Mamata Banerjee on Monday felicitated 94 fishermen, who spent over two-and-a-half-months in Bangladeshi prisons for inadvertently crossing the international maritime boundary line (IMBL), on their homecoming before decrying their physical torture while in incarceration in the neighbouring country.
“I saw some of them limping and asked, what happened? They told me that they were beaten up…. Their hands and legs were tied up and then they were beaten up with sticks. Some of them have injuries from the waist downwards,” the chief minister said, before instructing the South 24-Parganas district authorities to ensure proper treatment of the injured fishermen.
Mamata met the fishermen after they reached Sagar Island on Monday afternoon and handed over cheques for ₹10,000 to each of them. She gave a cheque for ₹2 lakh to the wife of one of the apprehended fishermen, who jumped into the sea while trying to escape after the Bangladesh Coast Guard arrested the Indian fisherfolk. He hasn’t
been traced.
The chief minister was on Sagar Island to oversee the preparations for Gangasagar Mela to be held between January 9 and 17.
After narrating the plight of the fishermen in Bangladeshi jails, Mamata went on to compare how the authorities on this side of the border took proper care of 90-odd fishermen from Bangladesh, who were detained on the Indian side of IMBL and sent back on Sunday.
“Bangladeshi fishermen had also strayed into our side (last month).... Some of them had fallen ill. We ensured treatment for them and took proper care before sending them back,” she said, before adding that her government took all the initiatives to ensure that the image of “Bengal and the country” was not sullied.
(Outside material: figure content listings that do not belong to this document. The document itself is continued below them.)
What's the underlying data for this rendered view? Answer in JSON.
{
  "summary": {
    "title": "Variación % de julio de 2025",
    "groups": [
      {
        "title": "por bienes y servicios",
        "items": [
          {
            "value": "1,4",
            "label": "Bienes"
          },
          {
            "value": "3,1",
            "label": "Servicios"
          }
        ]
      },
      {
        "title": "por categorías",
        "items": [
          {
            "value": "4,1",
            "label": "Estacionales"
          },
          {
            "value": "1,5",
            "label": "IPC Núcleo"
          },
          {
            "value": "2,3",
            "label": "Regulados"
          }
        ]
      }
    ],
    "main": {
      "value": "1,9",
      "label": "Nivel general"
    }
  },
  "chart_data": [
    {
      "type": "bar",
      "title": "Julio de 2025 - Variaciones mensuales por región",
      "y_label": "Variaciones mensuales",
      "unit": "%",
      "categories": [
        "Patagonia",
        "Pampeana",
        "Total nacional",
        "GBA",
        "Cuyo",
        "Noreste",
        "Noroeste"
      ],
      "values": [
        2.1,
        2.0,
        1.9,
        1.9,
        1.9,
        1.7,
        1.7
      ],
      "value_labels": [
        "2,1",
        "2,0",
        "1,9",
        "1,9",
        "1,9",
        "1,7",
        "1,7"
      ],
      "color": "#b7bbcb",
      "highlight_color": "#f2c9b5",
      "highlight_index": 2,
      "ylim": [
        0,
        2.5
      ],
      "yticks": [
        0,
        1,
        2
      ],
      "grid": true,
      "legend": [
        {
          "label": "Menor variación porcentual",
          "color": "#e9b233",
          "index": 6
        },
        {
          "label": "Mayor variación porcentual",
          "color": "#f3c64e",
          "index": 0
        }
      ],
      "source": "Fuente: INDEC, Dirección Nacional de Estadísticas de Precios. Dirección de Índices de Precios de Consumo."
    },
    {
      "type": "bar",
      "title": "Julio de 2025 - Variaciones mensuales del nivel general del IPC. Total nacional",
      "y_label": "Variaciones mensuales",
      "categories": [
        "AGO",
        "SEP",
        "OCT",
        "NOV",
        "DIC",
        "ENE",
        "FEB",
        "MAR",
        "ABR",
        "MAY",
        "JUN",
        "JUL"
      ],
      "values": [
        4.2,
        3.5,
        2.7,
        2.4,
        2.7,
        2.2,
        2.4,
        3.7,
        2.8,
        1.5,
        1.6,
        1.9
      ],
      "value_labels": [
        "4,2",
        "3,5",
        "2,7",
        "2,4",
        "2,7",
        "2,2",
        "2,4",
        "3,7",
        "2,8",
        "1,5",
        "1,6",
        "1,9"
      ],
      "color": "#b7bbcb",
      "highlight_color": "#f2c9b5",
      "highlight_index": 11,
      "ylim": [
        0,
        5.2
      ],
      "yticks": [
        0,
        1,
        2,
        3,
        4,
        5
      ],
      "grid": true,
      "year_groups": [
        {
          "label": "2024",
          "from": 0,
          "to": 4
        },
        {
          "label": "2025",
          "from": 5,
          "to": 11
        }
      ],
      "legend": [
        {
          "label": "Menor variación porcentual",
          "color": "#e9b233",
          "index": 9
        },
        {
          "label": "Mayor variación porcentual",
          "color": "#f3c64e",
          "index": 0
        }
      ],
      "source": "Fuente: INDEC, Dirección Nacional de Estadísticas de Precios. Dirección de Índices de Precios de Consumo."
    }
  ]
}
Although the chief minister was guarded in her comments and did not utter a word against Muhammad Yunus or the Bangladeshi authorities, her comparison of the treatment of fishermen in the two countries was an indictment of the interim government.
The new regime has already come under severe criticism from various political parties in India for the alleged atrocities on the minority communities in Bangladesh after the fall of the Sheikh Hasina government in the face of a wave of protest. The Narendra Modi government has also taken up the matter of the “safety and security” of minorities with the Yunus government.
A strategic affairs expert told this newspaper that Mamata’s comments on the physical torture of the fisherfolk were likely to open another front in the New Delhi-Dhaka relationship that nosedived after Hasina’s fall.
“Such breaches of the IMBL by the fishermen have always been a regular affair as the boundary is not clearly delineated on the sea.... Earlier, the fishermen used to get detained and then pushed back. This time they were not only arrested but were also physically tortured. This is a clear act of hostility towards India,” said the Calcutta-
based expert.
With several key players in the Yunus-led administration and parties like the BNP and the Jamaat-e-Islami, which are providing political legitimacy to the government, attacking India regularly, the last five months have seen an unprecedented rise in anti-India sentiments in Bangladesh.
“India and Bangladesh are neighbours and we should love each other…. But our fishermen became victims of the situation,” said Mamata, before adding that she had kept New Delhi posted on the plight of the fishermen in Bangladesh.
The chief minister also took care to explain how the state government tried its best to track the fishermen after they strayed into the Bangladeshi side of IMBL and were arrested by the coast guard in the neighbouring country.
“Do u know how we found them? We had given ID cards to all fishermen so that if anyone got lost, they could be tracked.... After we learnt that these people were detained, we tried everything for their release,” said Mamata, as she tried to underscore the role played by the state government in bringing back the fishermen.
Reacting to Mamata’s allegation, Shafiqul Alam, press secretary to Yuinus, said: “There has not been any case of ill-treating or mistreating Indian fishermen. This is wrong information and part of propaganda against Bangladesh.”
A political observer said Mamata’s comments on fishermen would have an impact on domestic politics at a time when the BJP’s state unit was trying to use developments in Bangladesh to consolidate Hindu votes in Bengal.
“The BJP is spinning a narrative that Mamata’s politics of Muslim appeasement will create a Bangladesh-like situation in Bengal.... Earlier she tried to counter it by decrying the atrocities on minorities in Bangladesh,” said the observer.
By criticising the physical torture of the fishermen and compensating them, she intensified her effort to drill holes into the BJP’s narrative, he added.